Personal information
- Native name: Οδυσσέας Μελαδίνης
- Born: 5 April 1990 (age 36) Cholargos, Greece
- Height: 1.94 m (6 ft 4 in)
- Weight: 90 kg (198 lb)

Sport
- Sport: Swimming

Medal record
Representing Greece
European Championships (LC)
| Bronze medal – third place | 2024 Belgrade | 4x100 m freestyle |
Mediterranean Games
| Bronze medal – third place | 2013 Mersin | 4x100m freestyle relay |

= Odysseus Meladinis =

Greek swimmer (born 1990)

Odysseus Meladinis (Οδυσσέας Μελαδίνης, also transliterated as Odyssefs or Odysseas, born 5 April 1990) is a Greek swimmer.
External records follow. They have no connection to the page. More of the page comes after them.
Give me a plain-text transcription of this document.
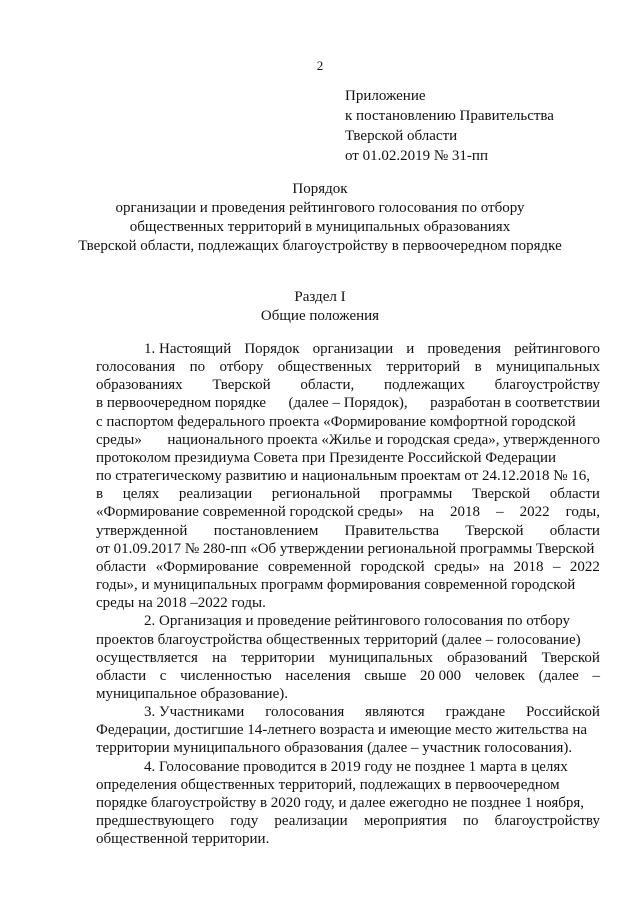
2
Приложение
к постановлению Правительства
Тверской области
от 01.02.2019 № 31-пп
Порядок
организации и проведения рейтингового голосования по отбору
общественных территорий в муниципальных образованиях
Тверской области, подлежащих благоустройству в первоочередном порядке
Раздел I
Общие положения
1. Настоящий Порядок организации и проведения рейтингового
голосования по отбору общественных территорий в муниципальных
образованиях Тверской области, подлежащих благоустройству
в первоочередном порядке (далее – Порядок), разработан в соответствии
с паспортом федерального проекта «Формирование комфортной городской
среды» национального проекта «Жилье и городская среда», утвержденного
протоколом президиума Совета при Президенте Российской Федерации
по стратегическому развитию и национальным проектам от 24.12.2018 № 16,
в целях реализации региональной программы Тверской области
«Формирование современной городской среды» на 2018 – 2022 годы,
утвержденной постановлением Правительства Тверской области
от 01.09.2017 № 280-пп «Об утверждении региональной программы Тверской
области «Формирование современной городской среды» на 2018 – 2022
годы», и муниципальных программ формирования современной городской
среды на 2018 –2022 годы.
2. Организация и проведение рейтингового голосования по отбору
проектов благоустройства общественных территорий (далее – голосование)
осуществляется на территории муниципальных образований Тверской
области с численностью населения свыше 20 000 человек (далее –
муниципальное образование).
3. Участниками голосования являются граждане Российской
Федерации, достигшие 14-летнего возраста и имеющие место жительства на
территории муниципального образования (далее – участник голосования).
4. Голосование проводится в 2019 году не позднее 1 марта в целях
определения общественных территорий, подлежащих в первоочередном
порядке благоустройству в 2020 году, и далее ежегодно не позднее 1 ноября,
предшествующего году реализации мероприятия по благоустройству
общественной территории.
He competed in the men's 50 metre freestyle event and the men's 4 × 100 metre freestyle relay event at the 2016 Summer Olympics. He finished 33rd in the heats for the men's 50 m freestyle competition, where only swimmers with the top 16 times advanced to the semifinals. The Greek men's 4 × 100 metre freestyle relay team finished 10th in the heats and did not qualify for the final.

Meladinis also competed for Greece at the 2020 Summer Olympics and 2024 Summer Olympics.